エバラード氏は2006年2月から2008年7月まで大使として北朝鮮に駐在し、このほどその体験をまとめた『Only Beautiful, Please』を出版したのを記念して講演した。
北朝鮮が中国から膨大な経済支援を受けていながら、中国が嫌い理由についてエバラード氏は「中国人は傲慢で横柄、生意気だと思っている。実は北朝鮮は中国から“独立”したいと思っているのだ」と分析した。
同氏は、平壌在住のマッサージ師の話を引き合いに出して、「ロシア人やドイツ人にはマッサージを施したが、中国人だけは相手にしなかった。奴らは体臭がきついんだ」とのエピソードも紹介した。

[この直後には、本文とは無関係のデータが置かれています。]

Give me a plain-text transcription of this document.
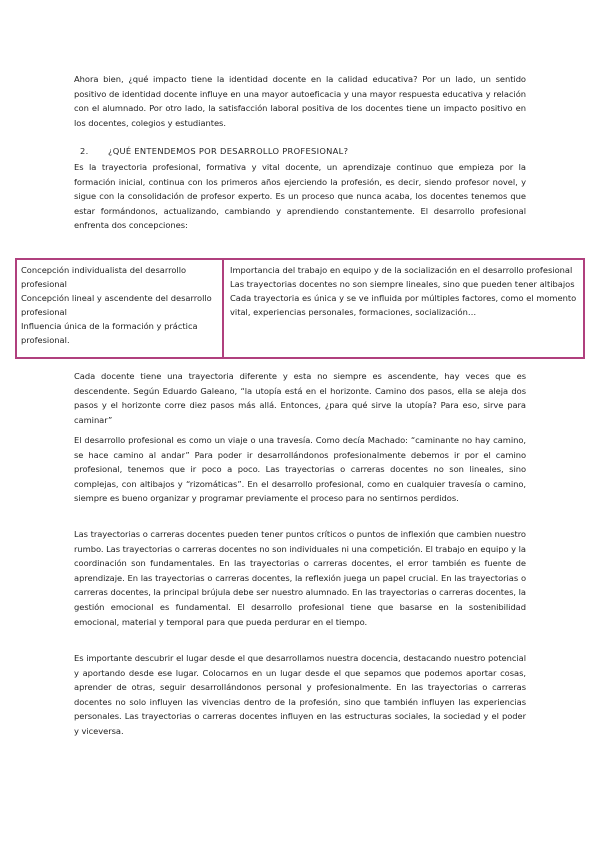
Ahora bien, ¿qué impacto tiene la identidad docente en la calidad educativa? Por un lado, un sentido positivo de identidad docente influye en una mayor autoeficacia y una mayor respuesta educativa y relación con el alumnado. Por otro lado, la satisfacción laboral positiva de los docentes tiene un impacto positivo en los docentes, colegios y estudiantes.

2. ¿QUÉ ENTENDEMOS POR DESARROLLO PROFESIONAL?

Es la trayectoria profesional, formativa y vital docente, un aprendizaje continuo que empieza por la formación inicial, continua con los primeros años ejerciendo la profesión, es decir, siendo profesor novel, y sigue con la consolidación de profesor experto. Es un proceso que nunca acaba, los docentes tenemos que estar formándonos, actualizando, cambiando y aprendiendo constantemente. El desarrollo profesional enfrenta dos concepciones:

Concepción individualista del desarrollo profesional

Concepción lineal y ascendente del desarrollo profesional

Influencia única de la formación y práctica profesional.

Importancia del trabajo en equipo y de la socialización en el desarrollo profesional

Las trayectorias docentes no son siempre lineales, sino que pueden tener altibajos

Cada trayectoria es única y se ve influida por múltiples factores, como el momento vital, experiencias personales, formaciones, socialización…

Cada docente tiene una trayectoria diferente y esta no siempre es ascendente, hay veces que es descendente. Según Eduardo Galeano, “la utopía está en el horizonte. Camino dos pasos, ella se aleja dos pasos y el horizonte corre diez pasos más allá. Entonces, ¿para qué sirve la utopía? Para eso, sirve para caminar”

El desarrollo profesional es como un viaje o una travesía. Como decía Machado: “caminante no hay camino, se hace camino al andar” Para poder ir desarrollándonos profesionalmente debemos ir por el camino profesional, tenemos que ir poco a poco. Las trayectorias o carreras docentes no son lineales, sino complejas, con altibajos y “rizomáticas”. En el desarrollo profesional, como en cualquier travesía o camino, siempre es bueno organizar y programar previamente el proceso para no sentirnos perdidos.

Las trayectorias o carreras docentes pueden tener puntos críticos o puntos de inflexión que cambien nuestro rumbo. Las trayectorias o carreras docentes no son individuales ni una competición. El trabajo en equipo y la coordinación son fundamentales. En las trayectorias o carreras docentes, el error también es fuente de aprendizaje. En las trayectorias o carreras docentes, la reflexión juega un papel crucial. En las trayectorias o carreras docentes, la principal brújula debe ser nuestro alumnado. En las trayectorias o carreras docentes, la gestión emocional es fundamental. El desarrollo profesional tiene que basarse en la sostenibilidad emocional, material y temporal para que pueda perdurar en el tiempo.

Es importante descubrir el lugar desde el que desarrollamos nuestra docencia, destacando nuestro potencial y aportando desde ese lugar. Colocarnos en un lugar desde el que sepamos que podemos aportar cosas, aprender de otras, seguir desarrollándonos personal y profesionalmente. En las trayectorias o carreras docentes no solo influyen las vivencias dentro de la profesión, sino que también influyen las experiencias personales. Las trayectorias o carreras docentes influyen en las estructuras sociales, la sociedad y el poder y viceversa.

北朝鮮が「米帝国主義」などとして激しく批判する米国については「一般の国民はそれほど敵対的ではなく、米国が北朝鮮を攻撃すると考える住民は多くはない」と語った。さらに、韓国が北朝鮮に攻撃をするかどうかについて、「北朝鮮国民は韓国を米国の傀儡政権みなしていることから、韓国が単独で北朝鮮を攻撃するとも思っていないようだ」と解説した。
「ただ、北朝鮮は絶対に核を放棄しない。核が外部の敵から自国を守る唯一の武器だと考えているからだ」と同氏は強調し、米国や中国が北朝鮮に核の放棄を求めても、絶対に応じないとの見方を示した。
一方、国際社会の北朝鮮への食糧支援などについて、「支援物資などは権力集団の体制維持に活用されているようだ」と述べて、食糧不足に苦しむ一般住民の手には渡らず、北朝鮮の指導部や軍の段階で止まっているとの見方を明らかにしている。